Taken together, two improvements make the Alere Determine HIV-1/2 Ag/Ab Combo test a notable improvement over current tests. First, this test is not restricted to healthcare workers, so trained professionals in outreach settings such as testing counselors and health outreach workers can utilize this test in their communities. Second, the test can identify HIV much earlier than a traditional antibody-only test.
When testing for antibodies alone, certain tests may not identify HIV until 2 or more weeks after infection, up to 6 weeks.
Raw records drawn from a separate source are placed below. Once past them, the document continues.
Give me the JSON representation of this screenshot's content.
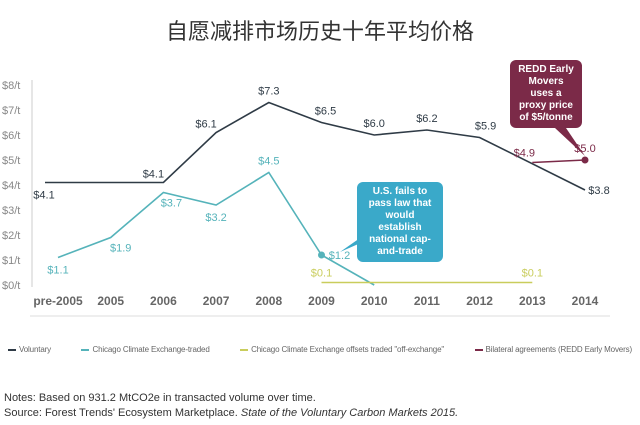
{
  "title": "自愿减排市场历史十年平均价格",
  "chart_data": {
    "type": "line",
    "title": "自愿减排市场历史十年平均价格",
    "categories": [
      "pre-2005",
      "2005",
      "2006",
      "2007",
      "2008",
      "2009",
      "2010",
      "2011",
      "2012",
      "2013",
      "2014"
    ],
    "y_ticks": [
      "$0/t",
      "$1/t",
      "$2/t",
      "$3/t",
      "$4/t",
      "$5/t",
      "$6/t",
      "$7/t",
      "$8/t"
    ],
    "ylim": [
      0,
      8
    ],
    "grid": false,
    "legend_placement": "bottom",
    "series": [
      {
        "name": "Voluntary",
        "color": "#2f3b46",
        "values": [
          4.1,
          4.1,
          4.1,
          6.1,
          7.3,
          6.5,
          6.0,
          6.2,
          5.9,
          null,
          3.8
        ],
        "labels": [
          "$4.1",
          null,
          "$4.1",
          "$6.1",
          "$7.3",
          "$6.5",
          "$6.0",
          "$6.2",
          "$5.9",
          null,
          "$3.8"
        ]
      },
      {
        "name": "Chicago Climate Exchange-traded",
        "color": "#55b3ba",
        "values": [
          1.1,
          1.9,
          3.7,
          3.2,
          4.5,
          1.2,
          0,
          null,
          null,
          null,
          null
        ],
        "labels": [
          "$1.1",
          "$1.9",
          "$3.7",
          "$3.2",
          "$4.5",
          "$1.2",
          null,
          null,
          null,
          null,
          null
        ]
      },
      {
        "name": "Chicago Climate Exchange offsets traded \"off-exchange\"",
        "color": "#c9cd5c",
        "values": [
          null,
          null,
          null,
          null,
          null,
          0.1,
          0.1,
          0.1,
          0.1,
          0.1,
          null
        ],
        "labels": [
          null,
          null,
          null,
          null,
          null,
          "$0.1",
          null,
          null,
          null,
          "$0.1",
          null
        ]
      },
      {
        "name": "Bilateral agreements (REDD Early Movers)",
        "color": "#7b2a48",
        "values": [
          null,
          null,
          null,
          null,
          null,
          null,
          null,
          null,
          null,
          4.9,
          5.0
        ],
        "labels": [
          null,
          null,
          null,
          null,
          null,
          null,
          null,
          null,
          null,
          "$4.9",
          "$5.0"
        ]
      }
    ],
    "annotations": [
      {
        "text": "U.S. fails to pass law that would establish national cap-and-trade",
        "color": "#3aa9c9"
      },
      {
        "text": "REDD Early Movers uses a proxy price of $5/tonne",
        "color": "#7b2a48"
      }
    ]
  },
  "notes": "Notes: Based on 931.2 MtCO2e in transacted volume over time.",
  "source_prefix": "Source: Forest Trends' Ecosystem Marketplace. ",
  "source_italic": "State of the Voluntary Carbon Markets 2015."
}
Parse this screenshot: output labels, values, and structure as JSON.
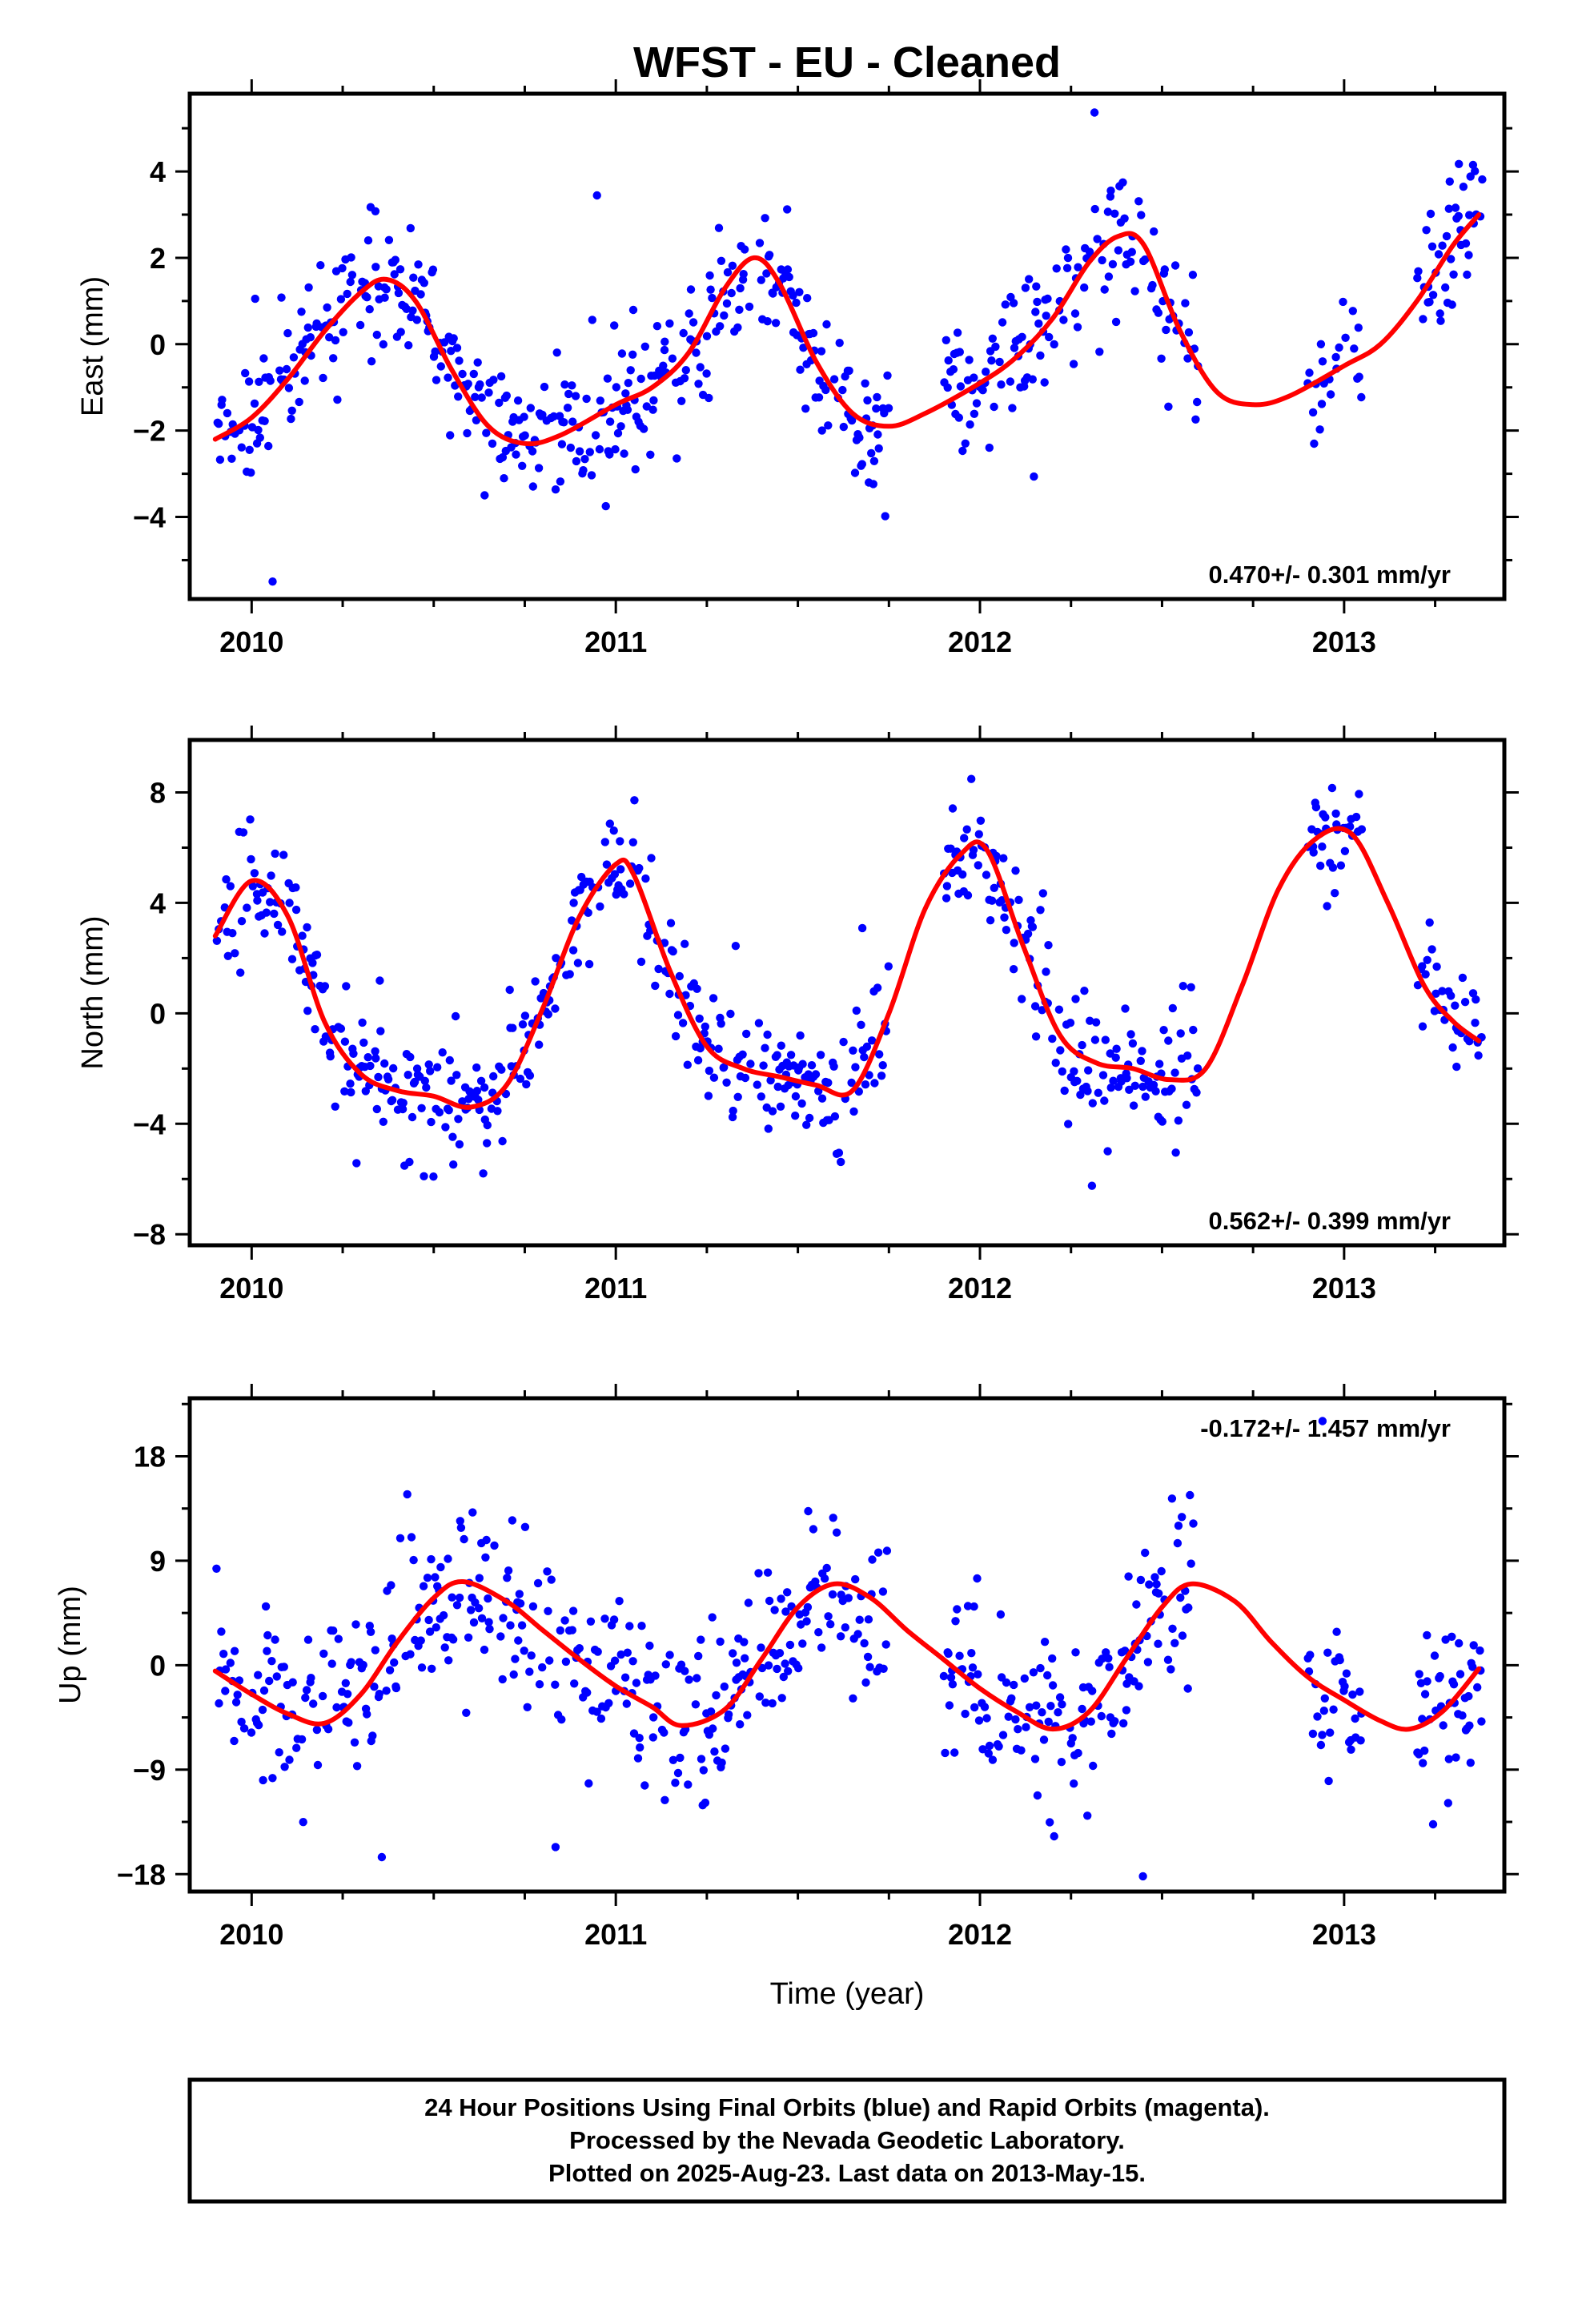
{
  "title": "WFST  - EU - Cleaned",
  "colors": {
    "data_points": "#0000ff",
    "trend_line": "#ff0000",
    "frame": "#000000"
  },
  "footer": {
    "lines": [
      "24 Hour Positions Using Final Orbits (blue) and Rapid Orbits (magenta).",
      "Processed by the Nevada Geodetic Laboratory.",
      "Plotted on 2025-Aug-23. Last data on 2013-May-15."
    ]
  },
  "chart_data": [
    {
      "type": "scatter",
      "ylabel": "East (mm)",
      "xlim": [
        2009.83,
        2013.44
      ],
      "ylim": [
        -5.9,
        5.8
      ],
      "x_ticks": [
        2010,
        2011,
        2012,
        2013
      ],
      "x_tick_labels": [
        "2010",
        "2011",
        "2012",
        "2013"
      ],
      "y_ticks": [
        -4,
        -2,
        0,
        2,
        4
      ],
      "y_tick_labels": [
        "−4",
        "−2",
        "0",
        "2",
        "4"
      ],
      "rate_text": "0.470+/- 0.301 mm/yr",
      "rate_position": "bottom-right",
      "trend": {
        "x": [
          2009.9,
          2010.0,
          2010.1,
          2010.2,
          2010.3,
          2010.37,
          2010.45,
          2010.55,
          2010.65,
          2010.75,
          2010.85,
          2011.0,
          2011.1,
          2011.2,
          2011.3,
          2011.38,
          2011.45,
          2011.55,
          2011.65,
          2011.75,
          2011.85,
          2012.0,
          2012.1,
          2012.2,
          2012.3,
          2012.38,
          2012.45,
          2012.55,
          2012.65,
          2012.75,
          2012.85,
          2013.0,
          2013.1,
          2013.2,
          2013.3,
          2013.37
        ],
        "y": [
          -2.2,
          -1.7,
          -0.8,
          0.3,
          1.2,
          1.5,
          1.0,
          -0.6,
          -1.9,
          -2.3,
          -2.1,
          -1.4,
          -1.0,
          -0.2,
          1.3,
          2.0,
          1.4,
          -0.4,
          -1.6,
          -1.9,
          -1.6,
          -0.9,
          -0.3,
          0.6,
          1.9,
          2.5,
          2.3,
          0.3,
          -1.1,
          -1.4,
          -1.2,
          -0.5,
          0.0,
          1.0,
          2.3,
          3.0
        ]
      },
      "points": {
        "data_windows": [
          [
            2009.9,
            2011.75
          ],
          [
            2011.9,
            2012.6
          ],
          [
            2012.9,
            2013.05
          ],
          [
            2013.2,
            2013.38
          ]
        ],
        "noise_sd": 0.75,
        "density_per_year": 320,
        "seed": 11
      }
    },
    {
      "type": "scatter",
      "ylabel": "North (mm)",
      "xlim": [
        2009.83,
        2013.44
      ],
      "ylim": [
        -8.4,
        9.9
      ],
      "x_ticks": [
        2010,
        2011,
        2012,
        2013
      ],
      "x_tick_labels": [
        "2010",
        "2011",
        "2012",
        "2013"
      ],
      "y_ticks": [
        -8,
        -4,
        0,
        4,
        8
      ],
      "y_tick_labels": [
        "−8",
        "−4",
        "0",
        "4",
        "8"
      ],
      "rate_text": "0.562+/- 0.399 mm/yr",
      "rate_position": "bottom-right",
      "trend": {
        "x": [
          2009.9,
          2010.0,
          2010.1,
          2010.2,
          2010.3,
          2010.4,
          2010.5,
          2010.6,
          2010.7,
          2010.8,
          2010.9,
          2011.0,
          2011.05,
          2011.15,
          2011.25,
          2011.35,
          2011.45,
          2011.55,
          2011.65,
          2011.75,
          2011.85,
          2011.95,
          2012.02,
          2012.12,
          2012.22,
          2012.32,
          2012.42,
          2012.52,
          2012.62,
          2012.72,
          2012.82,
          2012.92,
          2013.02,
          2013.12,
          2013.22,
          2013.3,
          2013.37
        ],
        "y": [
          2.8,
          4.8,
          3.5,
          -0.3,
          -2.2,
          -2.8,
          -3.0,
          -3.4,
          -2.6,
          0.2,
          3.5,
          5.4,
          5.0,
          1.5,
          -1.2,
          -2.0,
          -2.3,
          -2.6,
          -2.8,
          0.0,
          3.8,
          5.8,
          5.9,
          2.4,
          -0.8,
          -1.8,
          -2.0,
          -2.4,
          -2.0,
          1.0,
          4.5,
          6.3,
          6.5,
          4.0,
          1.0,
          -0.3,
          -1.0
        ]
      },
      "points": {
        "data_windows": [
          [
            2009.9,
            2011.75
          ],
          [
            2011.9,
            2012.6
          ],
          [
            2012.9,
            2013.05
          ],
          [
            2013.2,
            2013.38
          ]
        ],
        "noise_sd": 1.0,
        "density_per_year": 320,
        "seed": 23
      }
    },
    {
      "type": "scatter",
      "ylabel": "Up (mm)",
      "xlabel": "Time (year)",
      "xlim": [
        2009.83,
        2013.44
      ],
      "ylim": [
        -19.5,
        23.0
      ],
      "x_ticks": [
        2010,
        2011,
        2012,
        2013
      ],
      "x_tick_labels": [
        "2010",
        "2011",
        "2012",
        "2013"
      ],
      "y_ticks": [
        -18,
        -9,
        0,
        9,
        18
      ],
      "y_tick_labels": [
        "−18",
        "−9",
        "0",
        "9",
        "18"
      ],
      "rate_text": "-0.172+/- 1.457 mm/yr",
      "rate_position": "top-right",
      "trend": {
        "x": [
          2009.9,
          2010.0,
          2010.1,
          2010.2,
          2010.3,
          2010.4,
          2010.5,
          2010.58,
          2010.7,
          2010.8,
          2010.9,
          2011.0,
          2011.1,
          2011.18,
          2011.3,
          2011.4,
          2011.5,
          2011.6,
          2011.7,
          2011.8,
          2011.9,
          2012.0,
          2012.1,
          2012.2,
          2012.3,
          2012.4,
          2012.5,
          2012.58,
          2012.7,
          2012.8,
          2012.9,
          2013.0,
          2013.1,
          2013.18,
          2013.27,
          2013.37
        ],
        "y": [
          -0.5,
          -2.5,
          -4.2,
          -5.0,
          -2.5,
          2.0,
          5.8,
          7.2,
          5.5,
          3.0,
          0.5,
          -1.8,
          -3.6,
          -5.2,
          -3.8,
          0.5,
          5.0,
          7.0,
          5.8,
          3.0,
          0.5,
          -2.0,
          -4.0,
          -5.5,
          -4.0,
          0.5,
          5.0,
          7.0,
          5.5,
          2.0,
          -1.0,
          -3.0,
          -4.8,
          -5.5,
          -4.0,
          -0.3
        ]
      },
      "points": {
        "data_windows": [
          [
            2009.9,
            2011.75
          ],
          [
            2011.9,
            2012.6
          ],
          [
            2012.9,
            2013.05
          ],
          [
            2013.2,
            2013.38
          ]
        ],
        "noise_sd": 3.6,
        "density_per_year": 320,
        "seed": 37
      }
    }
  ]
}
And although this new test can identify the antibodies to both HIV-1 and HIV-2, waiting several weeks after a possible exposure to get tested can cause undue anxiety for individuals. However, by looking for the p24 antigen (a piece of HIV that remains mostly unchanged from person to person), this test can cut down the waiting time after an exposure to 10-12 days.
Since this is a new test, it will likely take some time for it to roll out to healthcare and community outreach settings over the next year. If it’s available, individuals may want to ask their healthcare providers specifically for the test. People should not assume that this test will automatically replace the current inventory of various HIV testing products on the market today.